El parque de vivienda antiguo, la única vía de entrada
Las compras de jóvenes se concentran en casas antiguas que necesitan reforma.
Herencias, convivencia y retraso en la emancipación
Parejas jóvenes retrasan la compra propia y permanecen en el hogar familiar.
Un problema que la isla comparte con Madeira, pero más acentuado
La relación precio/salario es peor que en el conjunto de Madeira.
Vila Baleira, epicentro de la tensión inmobiliaria
La práctica totalidad del incremento de precios se concentra en Vila Baleira, el único núcleo urbano de peso en Porto Santo, donde conviven la demanda turística y la residencial en un espacio muy limitado. Agentes inmobiliarios de la isla señalan que la escasez de suelo urbanizable, unida al atractivo de la famosa playa dorada para segunda residencia, deja muy poco margen para operaciones dirigidas a compradores jóvenes con recursos modestos. Esta combinación explica por qué el precio medio ha seguido subiendo incluso en periodos de menor actividad turística general en Madeira.

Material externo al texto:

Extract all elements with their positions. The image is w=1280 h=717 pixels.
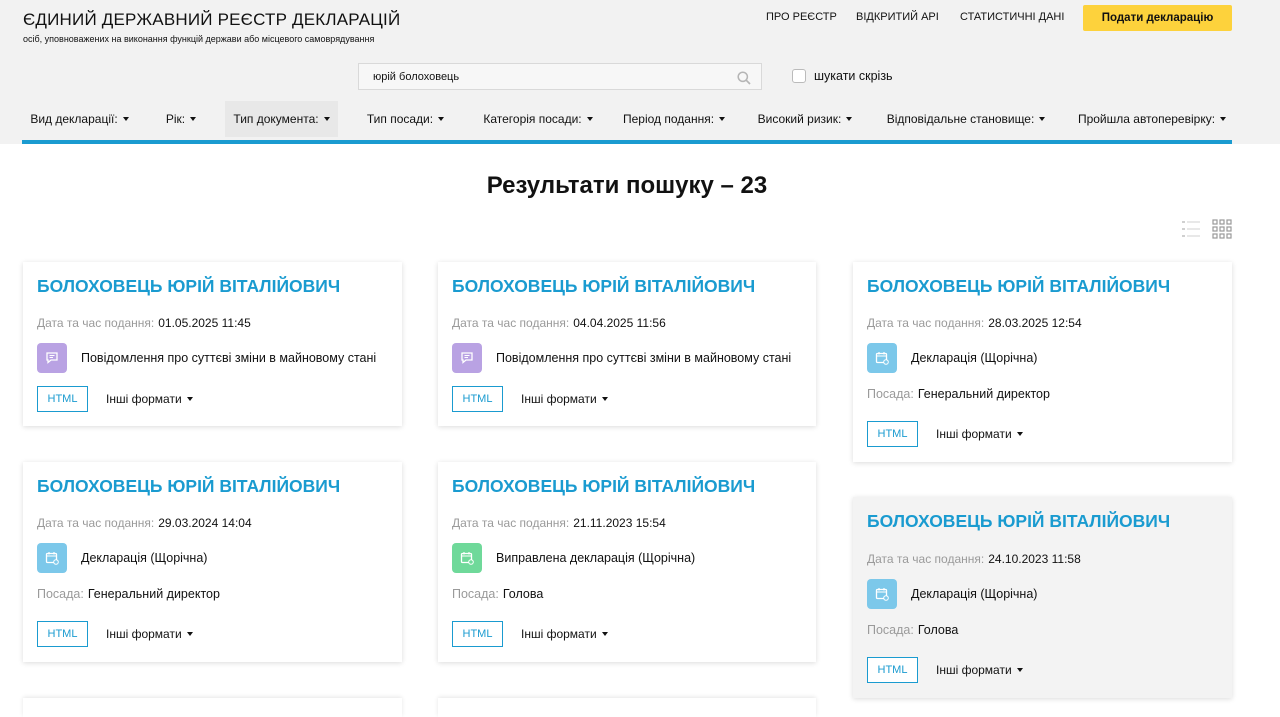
position: Посада: Голова — [867, 623, 959, 637]
declarant-name-link[interactable]: БОЛОХОВЕЦЬ ЮРІЙ ВІТАЛІЙОВИЧ — [867, 276, 1170, 297]
document-type: Повідомлення про суттєві зміни в майново… — [37, 343, 376, 373]
calendar-icon — [867, 579, 897, 609]
position: Посада: Генеральний директор — [867, 387, 1050, 401]
filter-bar-underline — [22, 140, 1232, 144]
chevron-down-icon — [190, 117, 197, 121]
other-formats-dropdown[interactable]: Інші формати — [106, 392, 193, 406]
document-type: Повідомлення про суттєві зміни в майново… — [452, 343, 791, 373]
filter-submission-period[interactable]: Період подання: — [619, 101, 729, 137]
chevron-down-icon — [1016, 432, 1023, 436]
filter-year[interactable]: Рік: — [154, 101, 208, 137]
filter-responsible-position[interactable]: Відповідальне становище: — [887, 101, 1046, 137]
list-view-icon[interactable] — [1181, 219, 1201, 239]
submit-declaration-button[interactable]: Подати декларацію — [1083, 5, 1232, 31]
search-everywhere-toggle[interactable]: шукати скрізь — [792, 69, 893, 83]
calendar-icon — [37, 543, 67, 573]
search-everywhere-checkbox[interactable] — [792, 69, 806, 83]
declaration-card[interactable]: БОЛОХОВЕЦЬ ЮРІЙ ВІТАЛІЙОВИЧ Дата та час … — [853, 497, 1232, 698]
submission-date: Дата та час подання: 04.04.2025 11:56 — [452, 316, 666, 330]
declarant-name-link[interactable]: БОЛОХОВЕЦЬ ЮРІЙ ВІТАЛІЙОВИЧ — [452, 476, 755, 497]
filter-position-category[interactable]: Категорія посади: — [473, 101, 603, 137]
submission-date: Дата та час подання: 28.03.2025 12:54 — [867, 316, 1082, 330]
filter-high-risk[interactable]: Високий ризик: — [755, 101, 855, 137]
filter-bar: Вид декларації: Рік: Тип документа: Тип … — [22, 101, 1232, 137]
declarant-name-link[interactable]: БОЛОХОВЕЦЬ ЮРІЙ ВІТАЛІЙОВИЧ — [37, 476, 340, 497]
chevron-down-icon — [601, 397, 608, 401]
other-formats-dropdown[interactable]: Інші формати — [521, 627, 608, 641]
html-button[interactable]: HTML — [452, 621, 503, 647]
site-subtitle: осіб, уповноважених на виконання функцій… — [23, 34, 375, 44]
chevron-down-icon — [186, 397, 193, 401]
declaration-card-partial[interactable] — [438, 698, 816, 717]
chevron-down-icon — [1220, 117, 1227, 121]
document-type: Декларація (Щорічна) — [867, 579, 1037, 609]
submission-date: Дата та час подання: 29.03.2024 14:04 — [37, 516, 252, 530]
results-title: Результати пошуку – 23 — [486, 172, 768, 199]
submission-date: Дата та час подання: 21.11.2023 15:54 — [452, 516, 666, 530]
nav-statistics[interactable]: СТАТИСТИЧНІ ДАНІ — [960, 11, 1064, 23]
search-icon[interactable] — [737, 71, 751, 85]
nav-about-registry[interactable]: ПРО РЕЄСТР — [766, 11, 837, 23]
chevron-down-icon — [846, 117, 853, 121]
grid-view-icon[interactable] — [1212, 219, 1232, 239]
chevron-down-icon — [1039, 117, 1046, 121]
message-icon — [37, 343, 67, 373]
submission-date: Дата та час подання: 01.05.2025 11:45 — [37, 316, 251, 330]
declaration-card[interactable]: БОЛОХОВЕЦЬ ЮРІЙ ВІТАЛІЙОВИЧ Дата та час … — [853, 262, 1232, 462]
chevron-down-icon — [323, 117, 330, 121]
declaration-card[interactable]: БОЛОХОВЕЦЬ ЮРІЙ ВІТАЛІЙОВИЧ Дата та час … — [23, 462, 402, 662]
position: Посада: Генеральний директор — [37, 587, 220, 601]
declaration-card[interactable]: БОЛОХОВЕЦЬ ЮРІЙ ВІТАЛІЙОВИЧ Дата та час … — [438, 462, 816, 662]
declarant-name-link[interactable]: БОЛОХОВЕЦЬ ЮРІЙ ВІТАЛІЙОВИЧ — [37, 276, 340, 297]
calendar-icon — [867, 343, 897, 373]
html-button[interactable]: HTML — [452, 386, 503, 412]
declaration-card[interactable]: БОЛОХОВЕЦЬ ЮРІЙ ВІТАЛІЙОВИЧ Дата та час … — [438, 262, 816, 426]
other-formats-dropdown[interactable]: Інші формати — [521, 392, 608, 406]
html-button[interactable]: HTML — [37, 386, 88, 412]
search-box — [358, 63, 762, 90]
chevron-down-icon — [586, 117, 593, 121]
html-button[interactable]: HTML — [37, 621, 88, 647]
search-everywhere-label: шукати скрізь — [814, 69, 893, 83]
document-type: Декларація (Щорічна) — [37, 543, 207, 573]
message-icon — [452, 343, 482, 373]
chevron-down-icon — [186, 632, 193, 636]
document-type: Виправлена декларація (Щорічна) — [452, 543, 695, 573]
filter-document-type[interactable]: Тип документа: — [225, 101, 338, 137]
html-button[interactable]: HTML — [867, 421, 918, 447]
chevron-down-icon — [1016, 668, 1023, 672]
site-title[interactable]: ЄДИНИЙ ДЕРЖАВНИЙ РЕЄСТР ДЕКЛАРАЦІЙ — [23, 10, 400, 30]
chevron-down-icon — [122, 117, 129, 121]
declaration-card[interactable]: БОЛОХОВЕЦЬ ЮРІЙ ВІТАЛІЙОВИЧ Дата та час … — [23, 262, 402, 426]
search-input[interactable] — [359, 64, 761, 89]
position: Посада: Голова — [452, 587, 544, 601]
declaration-card-partial[interactable] — [23, 698, 402, 717]
declarant-name-link[interactable]: БОЛОХОВЕЦЬ ЮРІЙ ВІТАЛІЙОВИЧ — [867, 511, 1170, 532]
html-button[interactable]: HTML — [867, 657, 918, 683]
filter-position-type[interactable]: Тип посади: — [358, 101, 453, 137]
filter-auto-check[interactable]: Пройшла автоперевірку: — [1077, 101, 1227, 137]
submission-date: Дата та час подання: 24.10.2023 11:58 — [867, 552, 1081, 566]
calendar-icon — [452, 543, 482, 573]
chevron-down-icon — [601, 632, 608, 636]
declarant-name-link[interactable]: БОЛОХОВЕЦЬ ЮРІЙ ВІТАЛІЙОВИЧ — [452, 276, 755, 297]
other-formats-dropdown[interactable]: Інші формати — [106, 627, 193, 641]
chevron-down-icon — [438, 117, 445, 121]
chevron-down-icon — [719, 117, 726, 121]
nav-open-api[interactable]: ВІДКРИТИЙ API — [856, 11, 939, 23]
site-header: ЄДИНИЙ ДЕРЖАВНИЙ РЕЄСТР ДЕКЛАРАЦІЙ осіб,… — [0, 0, 1280, 144]
other-formats-dropdown[interactable]: Інші формати — [936, 427, 1023, 441]
filter-declaration-kind[interactable]: Вид декларації: — [22, 101, 137, 137]
other-formats-dropdown[interactable]: Інші формати — [936, 663, 1023, 677]
document-type: Декларація (Щорічна) — [867, 343, 1037, 373]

El papel de la segunda residencia de no residentes
Una parte significativa de las compras en la isla corresponde a compradores de fuera de Porto Santo, tanto del resto de Madeira como del continente portugués, que buscan una vivienda de temporada. Estos compradores suelen competir directamente con las familias jóvenes locales por el mismo tipo de inmueble, ya que ambos perfiles se interesan por las casas antiguas del centro urbano susceptibles de reforma. El resultado es una presión al alza sobre un parque de vivienda que apenas crece en superficie disponible.
Iniciativas municipales aún insuficientes
La Câmara Municipal de Porto Santo ha planteado en los últimos años líneas de apoyo a la vivienda joven, entre ellas facilidades para la rehabilitación de inmuebles heredados o el acceso a suelo municipal a precio reducido. Sin embargo, técnicos del ayuntamiento reconocen que estas medidas llegan a un número limitado de familias frente al volumen real de demanda insatisfecha. Colectivos vecinales insisten en que cualquier solución duradera pasa por ampliar la oferta de vivienda destinada específicamente a residentes permanentes.
Una isla pequeña, un mercado sin margen de maniobra
Con apenas unos pocos kilómetros cuadrados de superficie habitable, Porto Santo carece del margen que tienen otras islas para abrir nuevas zonas residenciales sin afectar al paisaje que sostiene su atractivo turístico. Esta limitación estructural convierte cualquier decisión urbanística en un equilibrio delicado entre preservar el entorno y facilitar el acceso a la vivienda de la población local.